Current version: Elite v1.0 (released 2026-04-17). Full changelog, seed-group policy, and retirement log in governance/elite-versions.md.
Compression tiers¶
Elite segments the leaderboard by compression tier so aggressive methods never compete directly with near-pass-through ones:
- Elite-Light — ≥ 2× compression
- Elite-Mid — ≥ 4× compression
- Elite-Aggressive — ≥ 8× compression
Multi-cycle requirement¶
Elite Ranked runs include drift:
- cycle 0: initial evaluation after first compaction
- cycle 1: continue → compact → evaluate
- cycle 2: continue → compact → evaluate
Three-to-five-cycle validations are used in Shadow on top methods.
Anti-gaming controls¶
- Hidden ranked cases never leak through public APIs or published artifacts.
- Seed groups rotate on leaderboard version changes.
- Shadow evaluations spot-check the top of the leaderboard.
- Methods must maintain ≥ 0.40 on every family — a specialist that collapses on one family cannot win overall.
- Suspicion heuristics flag unusual patterns (low public variance + hidden collapse, extreme family concentration, brittle shadow results) for maintainer review.
Governance¶
- Elite versions are reviewed quarterly.
- Compromised template families are retired.
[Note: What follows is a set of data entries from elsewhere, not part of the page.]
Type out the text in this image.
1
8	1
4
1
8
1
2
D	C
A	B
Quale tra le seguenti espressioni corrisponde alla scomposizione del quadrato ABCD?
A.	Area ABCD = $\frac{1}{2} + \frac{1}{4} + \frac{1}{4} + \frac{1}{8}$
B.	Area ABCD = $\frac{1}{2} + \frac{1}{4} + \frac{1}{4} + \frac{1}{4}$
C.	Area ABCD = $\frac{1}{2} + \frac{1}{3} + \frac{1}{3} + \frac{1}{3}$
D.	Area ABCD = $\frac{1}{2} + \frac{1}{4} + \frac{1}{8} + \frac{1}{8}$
- New families are added after observed gaming or new failure modes.
- Historical leaderboards stay pinned to their original Elite version.
- A public changelog records every version transition.
Product-copy guidance¶
Safe to claim:
- "ranked on the hardest benchmark program we maintain"
- "evaluated on hidden Elite cases"
- "tested under multi-cycle drift"
- "scored on adversarial state-fidelity benchmarks"
Not safe without continuous external validation:
- "hardest test in all of AI"
- "best benchmark in the world"
- "impossible to game"